For furniture, the answer is “No!” “Genuine leather” upholstered furniture is made with “real” leather processed from animal hides. Real leather made from hides does not peel.
For accessory items (belts, wallets, purses, etc.) the answer is “Yes!” Accessory manufacturers and retailers generally use the terminology “genuine leather” to describe the same type of material called “bonded leather” by the furniture industry. “Real leather” is termed “all leather” or “top grain leather” or “full grain leather” by accessory companies.

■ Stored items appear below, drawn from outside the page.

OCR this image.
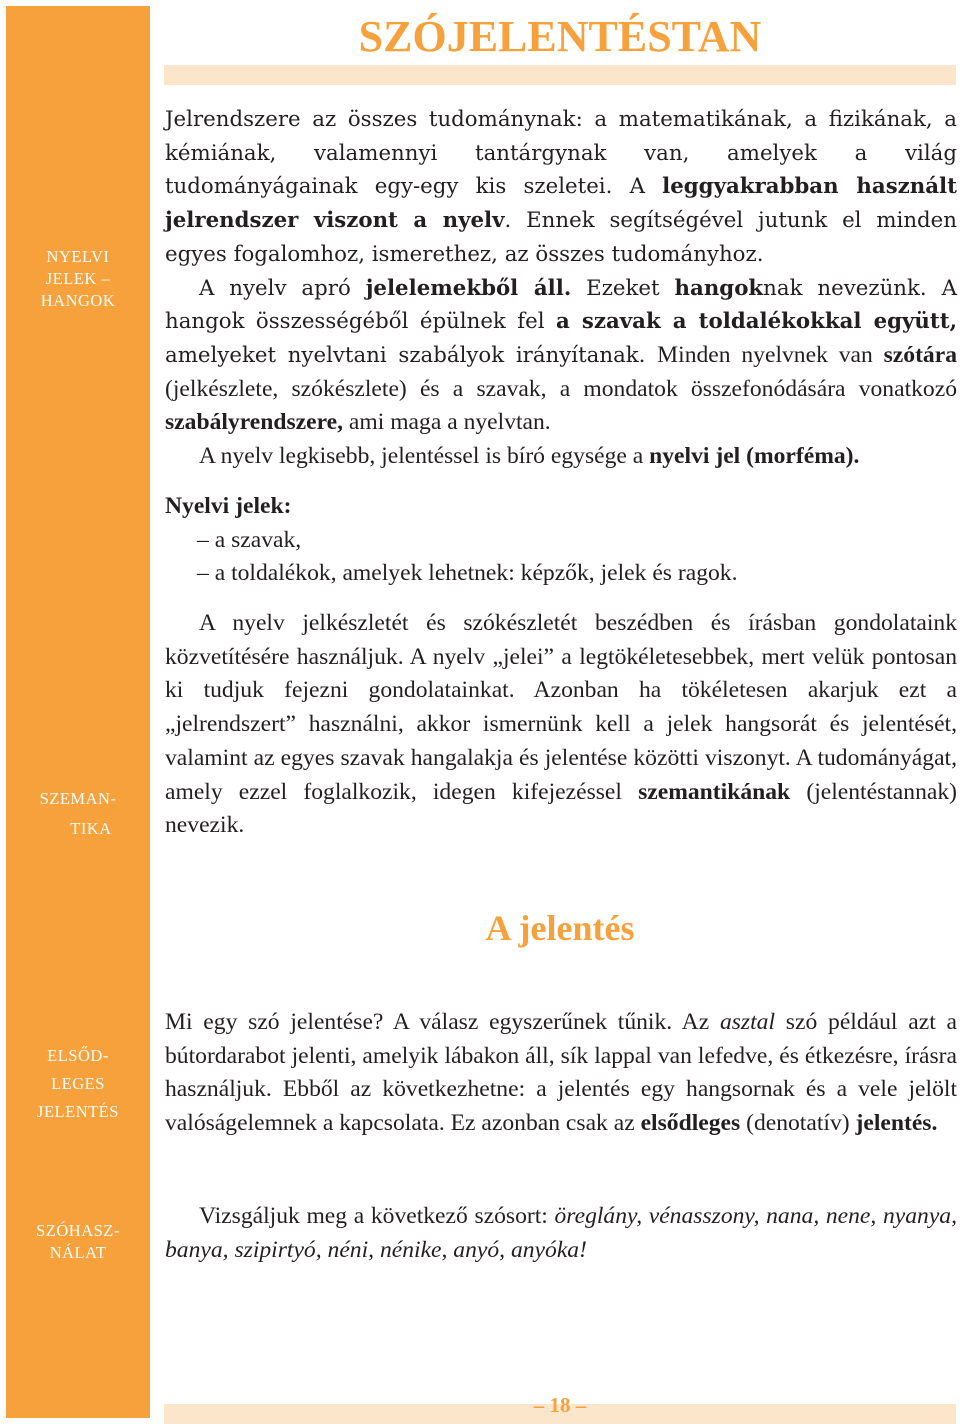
NYELVI
JELEK –
HANGOK
SZEMAN-
TIKA
ELSŐD-
LEGES
JELENTÉS
SZÓHASZ-
NÁLAT
SZÓJELENTÉSTAN

Jelrendszere az összes tudománynak: a matematikának, a fizikának, a kémiának, valamennyi tantárgynak van, amelyek a világ tudományágainak egy-egy kis szeletei. A leggyakrabban használt jelrendszer viszont a nyelv. Ennek segítségével jutunk el minden egyes fogalomhoz, ismerethez, az összes tudományhoz.

A nyelv apró jelelemekből áll. Ezeket hangoknak nevezünk. A hangok összességéből épülnek fel a szavak a toldalékokkal együtt, amelyeket nyelvtani szabályok irányítanak. Minden nyelvnek van szótára (jelkészlete, szókészlete) és a szavak, a mondatok összefonódására vonatkozó szabályrendszere, ami maga a nyelvtan.

A nyelv legkisebb, jelentéssel is bíró egysége a nyelvi jel (morféma).

Nyelvi jelek:

– a szavak,

– a toldalékok, amelyek lehetnek: képzők, jelek és ragok.

A nyelv jelkészletét és szókészletét beszédben és írásban gondolataink közvetítésére használjuk. A nyelv „jelei” a legtökéletesebbek, mert velük pontosan ki tudjuk fejezni gondolatainkat. Azonban ha tökéletesen akarjuk ezt a „jelrendszert” használni, akkor ismernünk kell a jelek hangsorát és jelentését, valamint az egyes szavak hangalakja és jelentése közötti viszonyt. A tudományágat, amely ezzel foglalkozik, idegen kifejezéssel szemantikának (jelentéstannak) nevezik.

A jelentés

Mi egy szó jelentése? A válasz egyszerűnek tűnik. Az asztal szó például azt a bútordarabot jelenti, amelyik lábakon áll, sík lappal van lefedve, és étkezésre, írásra használjuk. Ebből az következhetne: a jelentés egy hangsornak és a vele jelölt valóságelemnek a kapcsolata. Ez azonban csak az elsődleges (denotatív) jelentés.

Vizsgáljuk meg a következő szósort: öreglány, vénasszony, nana, nene, nyanya, banya, szipirtyó, néni, nénike, anyó, anyóka!

– 18 –
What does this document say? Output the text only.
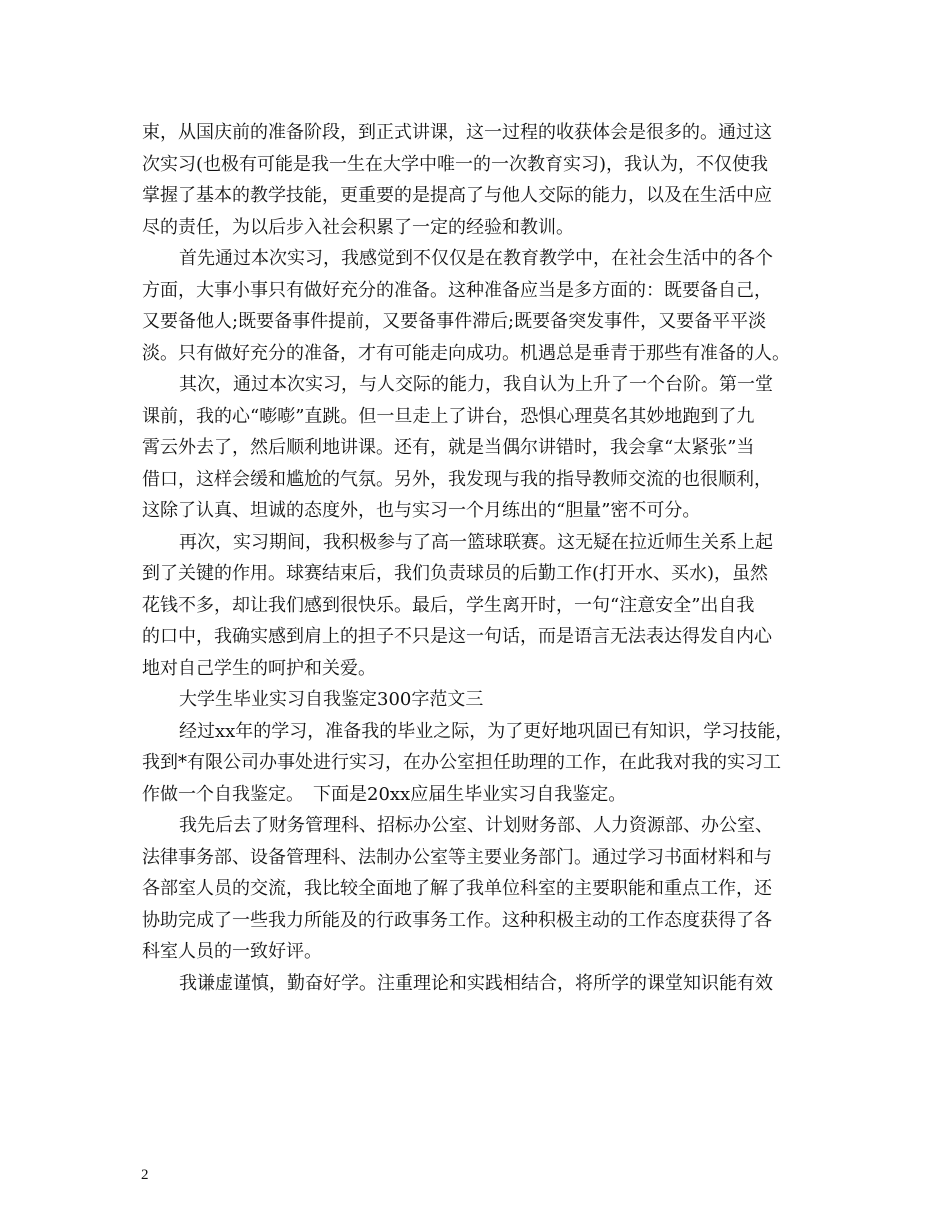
束，从国庆前的准备阶段，到正式讲课，这一过程的收获体会是很多的。通过这

次实习(也极有可能是我一生在大学中唯一的一次教育实习)，我认为，不仅使我

掌握了基本的教学技能，更重要的是提高了与他人交际的能力，以及在生活中应

尽的责任，为以后步入社会积累了一定的经验和教训。

首先通过本次实习，我感觉到不仅仅是在教育教学中，在社会生活中的各个

方面，大事小事只有做好充分的准备。这种准备应当是多方面的：既要备自己，

又要备他人;既要备事件提前，又要备事件滞后;既要备突发事件，又要备平平淡

淡。只有做好充分的准备，才有可能走向成功。机遇总是垂青于那些有准备的人。

其次，通过本次实习，与人交际的能力，我自认为上升了一个台阶。第一堂

课前，我的心“嘭嘭”直跳。但一旦走上了讲台，恐惧心理莫名其妙地跑到了九

霄云外去了，然后顺利地讲课。还有，就是当偶尔讲错时，我会拿“太紧张”当

借口，这样会缓和尴尬的气氛。另外，我发现与我的指导教师交流的也很顺利，

这除了认真、坦诚的态度外，也与实习一个月练出的“胆量”密不可分。

再次，实习期间，我积极参与了高一篮球联赛。这无疑在拉近师生关系上起

到了关键的作用。球赛结束后，我们负责球员的后勤工作(打开水、买水)，虽然

花钱不多，却让我们感到很快乐。最后，学生离开时，一句“注意安全”出自我

的口中，我确实感到肩上的担子不只是这一句话，而是语言无法表达得发自内心

地对自己学生的呵护和关爱。

大学生毕业实习自我鉴定300字范文三

经过xx年的学习，准备我的毕业之际，为了更好地巩固已有知识，学习技能，

我到*有限公司办事处进行实习，在办公室担任助理的工作，在此我对我的实习工

作做一个自我鉴定。　下面是20xx应届生毕业实习自我鉴定。

我先后去了财务管理科、招标办公室、计划财务部、人力资源部、办公室、

法律事务部、设备管理科、法制办公室等主要业务部门。通过学习书面材料和与

各部室人员的交流，我比较全面地了解了我单位科室的主要职能和重点工作，还

协助完成了一些我力所能及的行政事务工作。这种积极主动的工作态度获得了各

科室人员的一致好评。

我谦虚谨慎，勤奋好学。注重理论和实践相结合，将所学的课堂知识能有效

2
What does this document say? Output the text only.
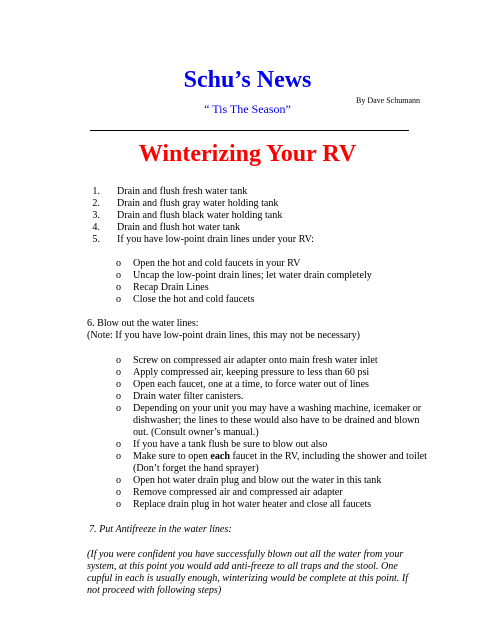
Schu’s News
By Dave Schumann
“ Tis The Season”
Winterizing Your RV
1. Drain and flush fresh water tank
2. Drain and flush gray water holding tank
3. Drain and flush black water holding tank
4. Drain and flush hot water tank
5. If you have low-point drain lines under your RV:
o Open the hot and cold faucets in your RV
o Uncap the low-point drain lines; let water drain completely
o Recap Drain Lines
o Close the hot and cold faucets
6. Blow out the water lines:
(Note: If you have low-point drain lines, this may not be necessary)
o Screw on compressed air adapter onto main fresh water inlet
o Apply compressed air, keeping pressure to less than 60 psi
o Open each faucet, one at a time, to force water out of lines
o Drain water filter canisters.
o Depending on your unit you may have a washing machine, icemaker or
dishwasher; the lines to these would also have to be drained and blown
out. (Consult owner’s manual.)
o If you have a tank flush be sure to blow out also
o Make sure to open each faucet in the RV, including the shower and toilet
(Don’t forget the hand sprayer)
o Open hot water drain plug and blow out the water in this tank
o Remove compressed air and compressed air adapter
o Replace drain plug in hot water heater and close all faucets
7. Put Antifreeze in the water lines:
(If you were confident you have successfully blown out all the water from your
system, at this point you would add anti-freeze to all traps and the stool. One
cupful in each is usually enough, winterizing would be complete at this point. If
not proceed with following steps)
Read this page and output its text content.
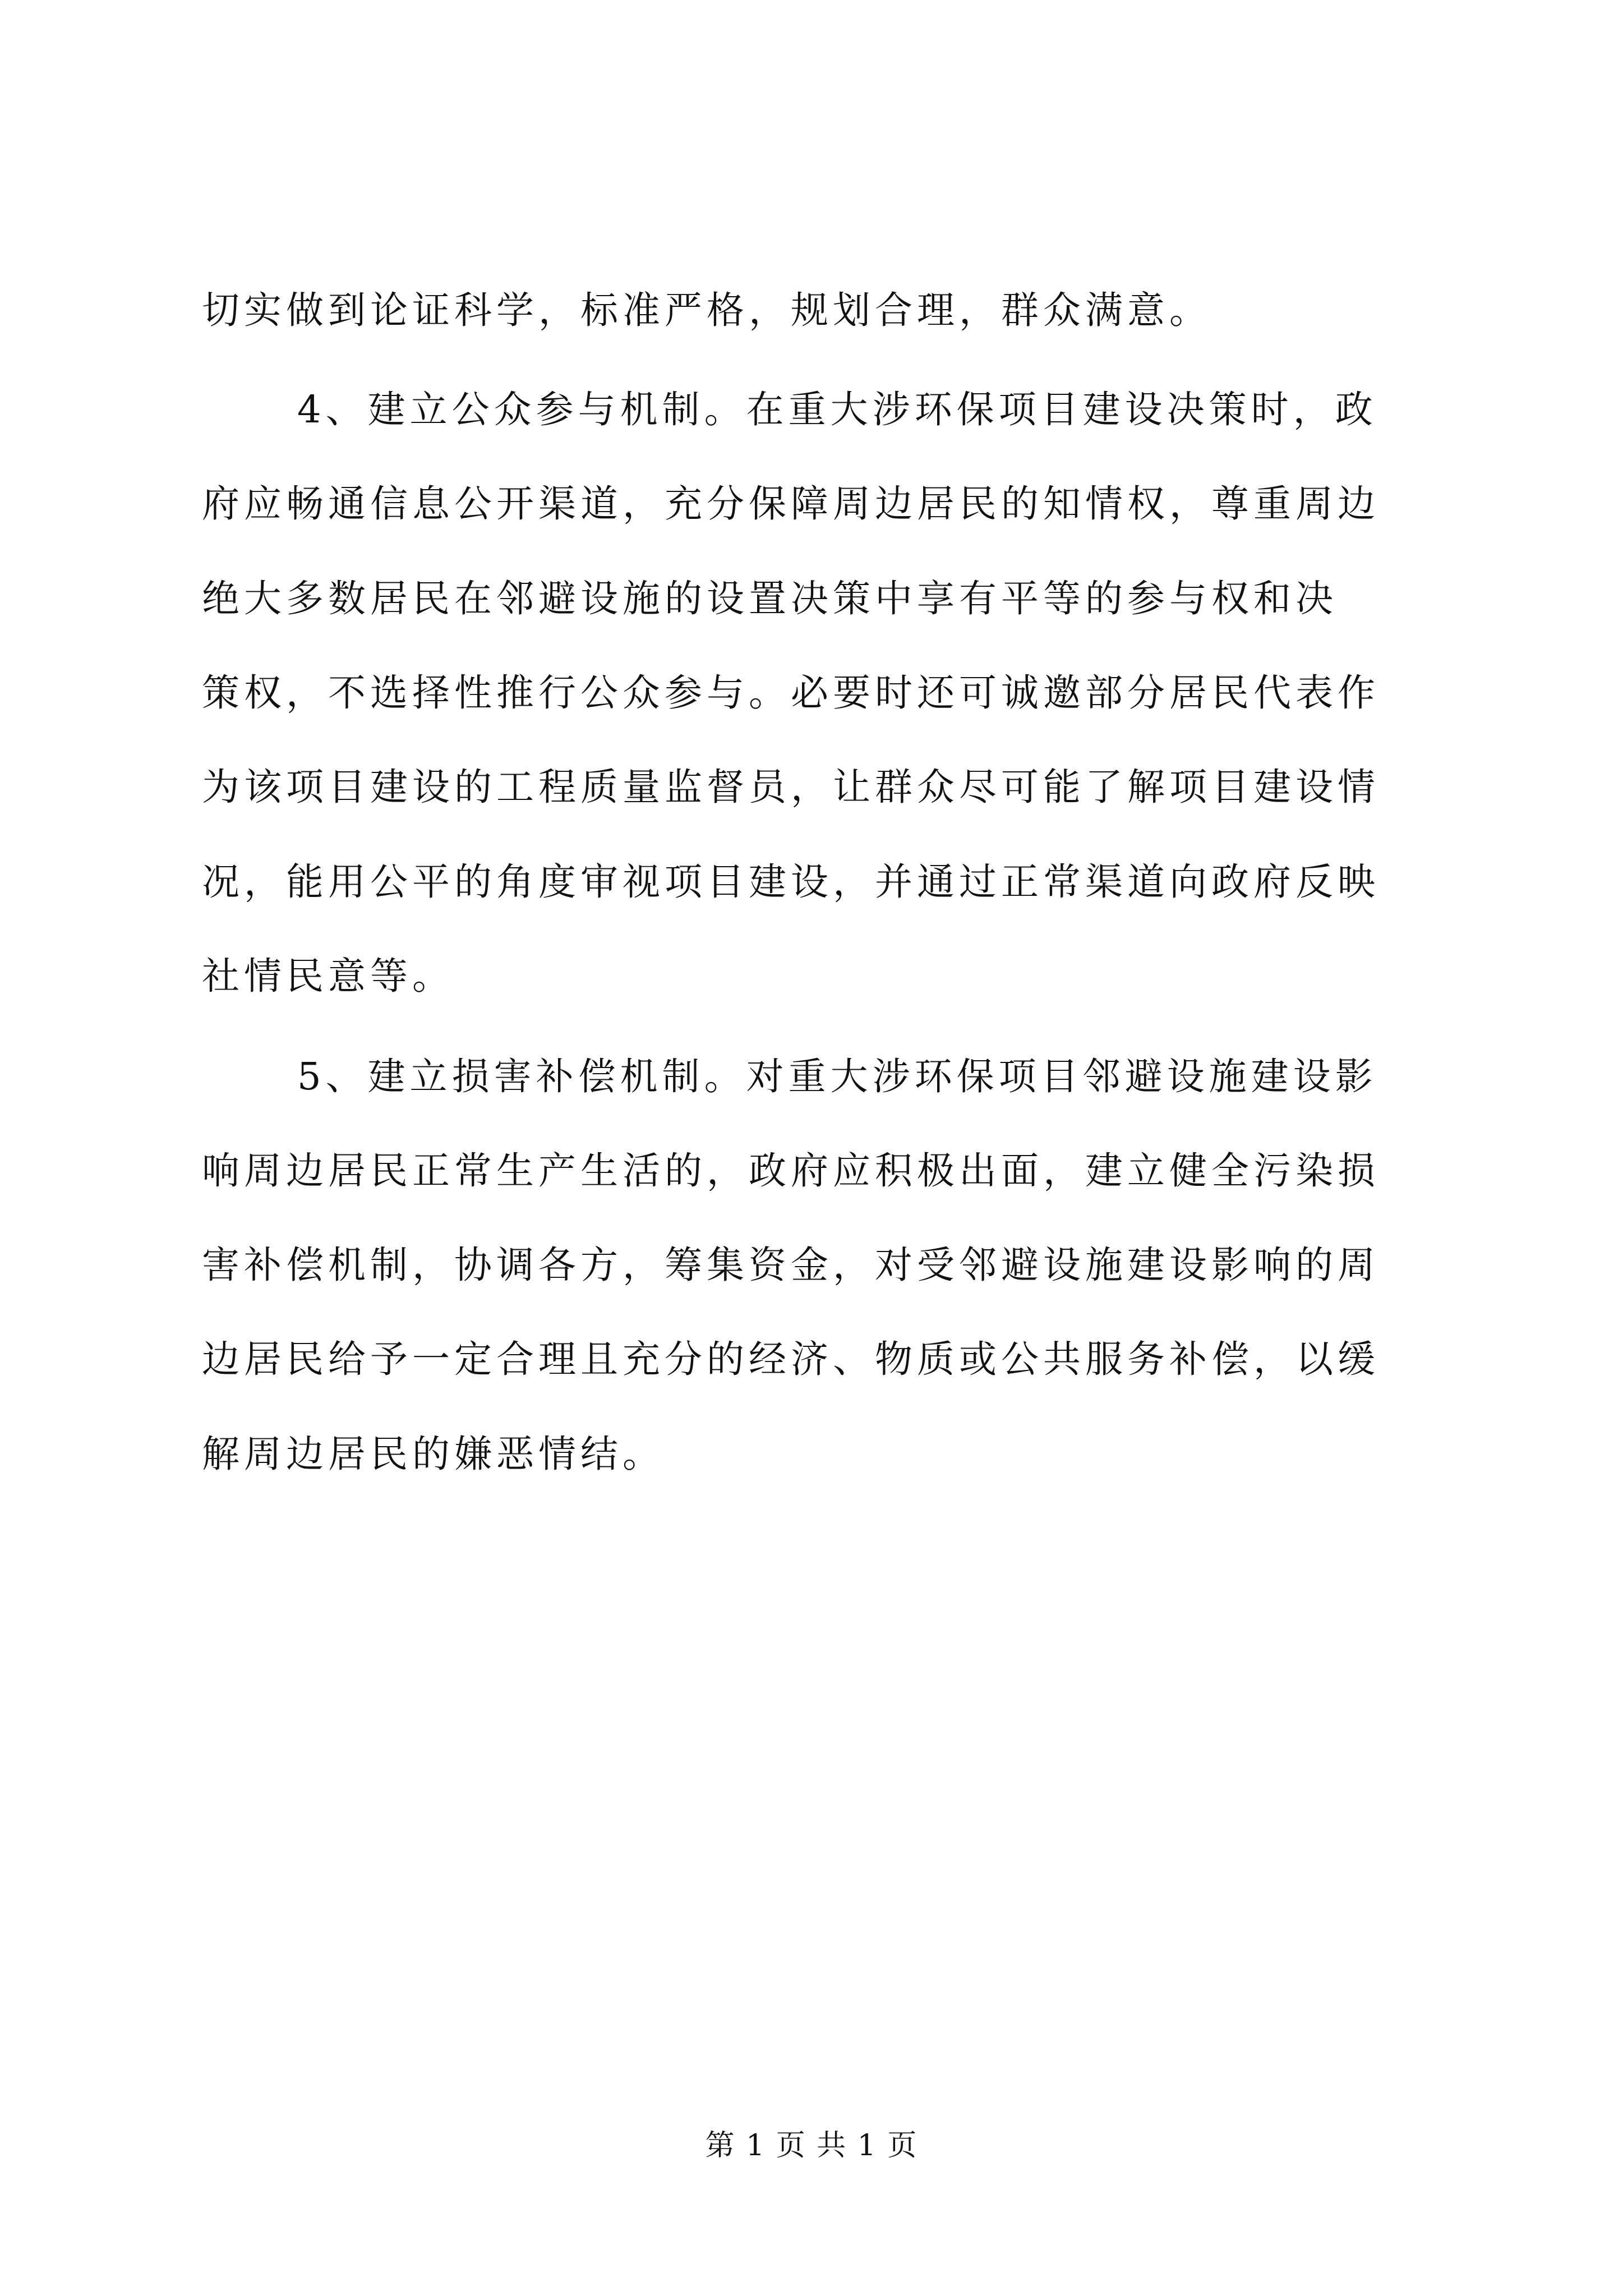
切实做到论证科学，标准严格，规划合理，群众满意。
4、建立公众参与机制。在重大涉环保项目建设决策时，政
府应畅通信息公开渠道，充分保障周边居民的知情权，尊重周边
绝大多数居民在邻避设施的设置决策中享有平等的参与权和决
策权，不选择性推行公众参与。必要时还可诚邀部分居民代表作
为该项目建设的工程质量监督员，让群众尽可能了解项目建设情
况，能用公平的角度审视项目建设，并通过正常渠道向政府反映
社情民意等。
5、建立损害补偿机制。对重大涉环保项目邻避设施建设影
响周边居民正常生产生活的，政府应积极出面，建立健全污染损
害补偿机制，协调各方，筹集资金，对受邻避设施建设影响的周
边居民给予一定合理且充分的经济、物质或公共服务补偿，以缓
解周边居民的嫌恶情结。
第 1 页 共 1 页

Bonded leather is a horrendous material that has generated thousands of complaints over the past decade. It is especially popular on reclining furniture. Unfortunately, recliners put extra strain on this “delicate” material. The movement of the seats and backs results in “rubbing” against the fabric. This rubbing can result in separating the thin facing material from the backing of the bonded leather.
Bonded leather furniture can begin peeling less than one year after purchase. More commonly the peeling process begins within 2 – 5 years. Once the peeling process begins, the furniture is ruined. It cannot be repaired.
Bonded leather peels on $10 “genuine leather” belts and it peels on $4000 reclining sectionals. In both cases the product is ruined. It cannot be repaired once it begins peeling.
The term “genuine leather” is also sometimes used by furniture salespeople to describe “Leather Match.” This is furniture that combines “real leather” made from hides on the seats and inside backs with synthetic leathers on the outside arms, backs and base. The synthetic leathers may be vinyl, polyurethane or bonded leather. Polyurethanes and vinyls do not peel. Only the bonded leathers peel.